Les plus grands investisseurs mondiaux en obligations font quelque chose qui aurait semblé borderline contrariant il y a un an : ils parient contre les Treasury américaines et déplacent leurs fonds vers des dettes gouvernementales australiennes et européennes. La raison est simple, même si elle est inconfortable pour la Fed. Les institutions mondiales perdent confiance dans la capacité des États-Unis à maîtriser l’inflation.

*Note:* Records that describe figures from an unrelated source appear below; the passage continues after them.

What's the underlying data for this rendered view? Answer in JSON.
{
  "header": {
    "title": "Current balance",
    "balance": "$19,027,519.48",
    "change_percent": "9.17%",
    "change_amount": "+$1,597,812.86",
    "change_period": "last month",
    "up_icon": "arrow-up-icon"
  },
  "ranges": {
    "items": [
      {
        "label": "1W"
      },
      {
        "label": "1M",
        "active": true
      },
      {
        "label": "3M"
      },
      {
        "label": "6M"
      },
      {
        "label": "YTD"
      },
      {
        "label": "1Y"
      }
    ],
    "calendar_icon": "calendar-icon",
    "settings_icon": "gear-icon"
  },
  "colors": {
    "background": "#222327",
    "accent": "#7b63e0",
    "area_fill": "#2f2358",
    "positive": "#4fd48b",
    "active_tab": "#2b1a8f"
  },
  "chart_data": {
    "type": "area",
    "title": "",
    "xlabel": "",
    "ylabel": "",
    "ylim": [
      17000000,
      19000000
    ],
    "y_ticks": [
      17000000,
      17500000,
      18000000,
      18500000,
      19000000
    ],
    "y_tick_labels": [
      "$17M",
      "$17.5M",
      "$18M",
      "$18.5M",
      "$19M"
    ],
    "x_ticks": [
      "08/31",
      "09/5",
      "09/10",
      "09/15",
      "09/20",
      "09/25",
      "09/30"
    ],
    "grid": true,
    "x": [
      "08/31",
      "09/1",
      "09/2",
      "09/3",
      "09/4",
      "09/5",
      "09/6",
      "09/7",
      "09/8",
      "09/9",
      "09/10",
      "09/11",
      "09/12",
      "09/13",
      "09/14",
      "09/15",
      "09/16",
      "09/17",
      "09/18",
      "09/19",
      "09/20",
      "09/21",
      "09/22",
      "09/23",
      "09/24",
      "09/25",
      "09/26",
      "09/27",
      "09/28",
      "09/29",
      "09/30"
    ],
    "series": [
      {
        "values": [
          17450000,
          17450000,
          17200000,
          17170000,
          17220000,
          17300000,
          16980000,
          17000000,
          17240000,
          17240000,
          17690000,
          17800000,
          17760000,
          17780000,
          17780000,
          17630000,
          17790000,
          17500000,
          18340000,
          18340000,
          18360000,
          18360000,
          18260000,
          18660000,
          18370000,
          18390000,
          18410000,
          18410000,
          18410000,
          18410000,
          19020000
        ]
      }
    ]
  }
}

Schroders Plc, qui gère environ 1 100 milliards de dollars d'actifs, mène la charge. L'entreprise augmente activement ses positions vendeuses sur les obligations d'État américaines à 5 et 10 ans tout en réallouant du capital vers des obligations d'État à court terme en Australie, au Royaume-Uni et dans la zone euro.
Pourquoi la Réserve fédérale perd du terrain
La récente réunion de politique monétaire de la Réserve fédérale n’a pas exactement inspiré la confiance. La banque centrale a maintenu les taux d’intérêt stables, mais la décision n’a pas été unanime. Certains responsables ont poussé pour de nouvelles hausses des taux, invoquant des pressions inflationnistes persistantes.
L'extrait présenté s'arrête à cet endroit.